ERNST – Technologieentwicklung für den »New Space«

© Fraunhofer EMI
ERNST-Qualifikationsmodell (ohne Außenplatten und Kabel).
© Frauhofer EMI
Kryogekühlte Infrarothauptnutzlast des Nanosatelliten ERNST.

Die Raumfahrtbranche erfährt aktuell einen Umbruch, der von ihren Protagonisten als »New Space« propagiert wird. Dieser beinhaltet, getrieben von beträchtlichen privaten Investitionen, den Aufbau von großen Konstellationen kleiner, seriengefertigter Satelliten. Mit dem Nanosatelliten ERNST entwickelt das Fraunhofer EMI eine eigene modulare Plattform, um die Leistungsfähigkeit dieser Satellitenklasse zu demonstrieren und ebenfalls die Dynamik des Kleinsatellitenmarkts zu nutzen. Dabei sehen wir die Entwicklung von Nanosatelliten nicht in Konkurrenz, sondern komplementär zu den etablierten Hochleistungssatelliten, deren Wertschöpfung durch kostengünstige und reaktionsschnelle Nanosatellitenmissionen ausgeweitet und verstärkt werden kann.

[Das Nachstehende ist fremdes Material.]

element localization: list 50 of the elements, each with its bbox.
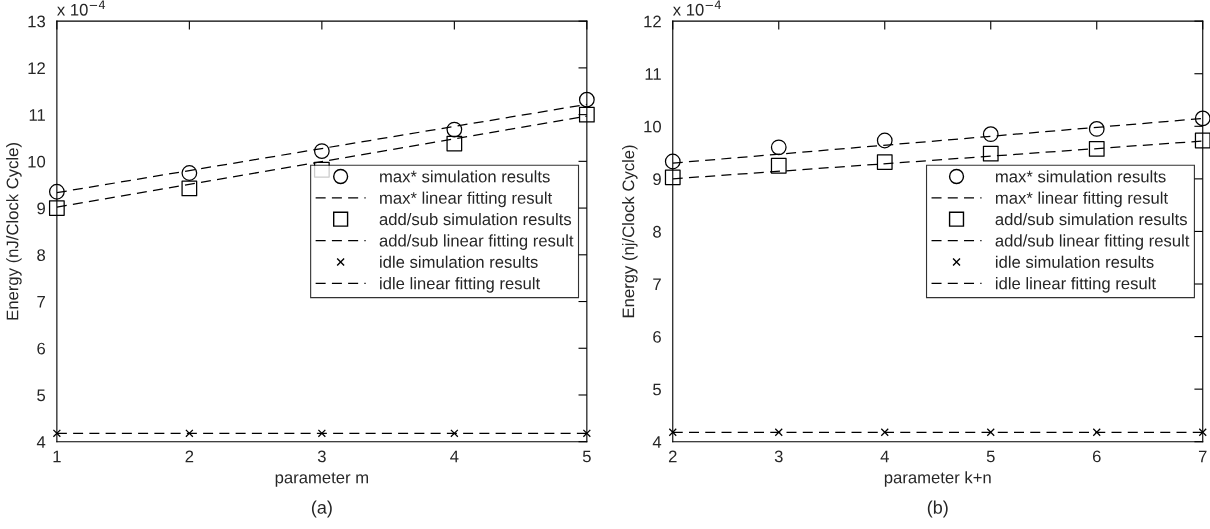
y-tick-label: 12 (28, 62, 45, 74)
y-tick-label: 5 (37, 389, 46, 402)
y-tick-label: 6 (653, 330, 661, 343)
legend-label: idle simulation results (380, 255, 538, 268)
y-axis-title: Energy (nJ/Clock Cycle) (6, 143, 22, 320)
legend-label: max* linear fitting result (995, 191, 1168, 208)
y-tick-label: 4 (652, 436, 662, 448)
y-tick-label: 11 (645, 68, 661, 80)
x-axis-title: parameter m (275, 472, 368, 487)
y-tick-label: 4 (36, 436, 46, 448)
y-tick-label: 13 (28, 15, 46, 28)
text: x 10$^{−4}$ (672, 0, 721, 16)
y-tick-label: 10 (644, 120, 661, 133)
y-tick-label: 11 (29, 109, 45, 121)
legend-label: idle simulation results (995, 255, 1154, 268)
x-axis-title: parameter k+n (884, 471, 991, 487)
y-tick-label: 9 (653, 173, 661, 186)
y-tick-label: 7 (653, 278, 661, 291)
y-tick-label: 8 (37, 249, 46, 261)
x-tick-label: 4 (880, 450, 889, 463)
y-tick-label: 9 (37, 202, 45, 215)
x-tick-label: 5 (582, 450, 591, 463)
x-tick-label: 6 (1092, 450, 1101, 463)
legend-label: idle linear fitting result (995, 277, 1156, 293)
x-tick-label: 2 (185, 450, 194, 463)
legend-label: idle linear fitting result (380, 277, 541, 293)
y-tick-label: 5 (653, 383, 661, 396)
legend-label: add/sub simulation results (379, 212, 572, 226)
x-tick-label: 4 (450, 450, 459, 463)
y-tick-label: 7 (37, 296, 45, 308)
y-axis-title: Energy (nj/Clock Cycle) (622, 145, 638, 318)
legend-label: add/sub linear fitting result (995, 234, 1190, 250)
legend-label: max* simulation results (380, 170, 550, 183)
x-tick-label: 7 (1198, 450, 1207, 463)
text: (b) (927, 500, 948, 518)
text: x 10$^{−4}$ (57, 0, 106, 16)
y-tick-label: 6 (37, 342, 46, 355)
legend-label: add/sub simulation results (995, 212, 1187, 226)
legend-label: max* simulation results (995, 170, 1166, 183)
x-tick-label: 5 (986, 450, 995, 463)
y-tick-label: 12 (644, 15, 661, 28)
y-tick-label: 10 (28, 155, 46, 168)
legend-label: max* linear fitting result (380, 191, 553, 208)
legend-label: add/sub linear fitting result (379, 234, 574, 250)
text: (a) (311, 500, 332, 518)
x-tick-label: 2 (668, 450, 677, 463)
y-tick-label: 8 (653, 225, 661, 238)
x-tick-label: 1 (53, 450, 61, 463)
x-tick-label: 3 (317, 450, 326, 463)
x-tick-label: 3 (774, 450, 783, 463)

Im nur 236 mal 236 mal 340 Kubikmillimeter großen und 20 Kilogramm schweren ERNST bringen wir einen kryogekühlten Infrarotdetektor zur Beobachtung von Raketenstarts, eine Kamera zur Erdbeobachtung im sichtbaren Bereich und einen vom Fraunhofer INT entwickelten Strahlungsdetektor unter. Derzeit integrieren und testen wir das ERNST-Qualifikationsmodell und entwickeln Software, 3D-gedruckte Strukturen und ein De-Orbit-Bremssegel. Der Start ist für 2021 geplant.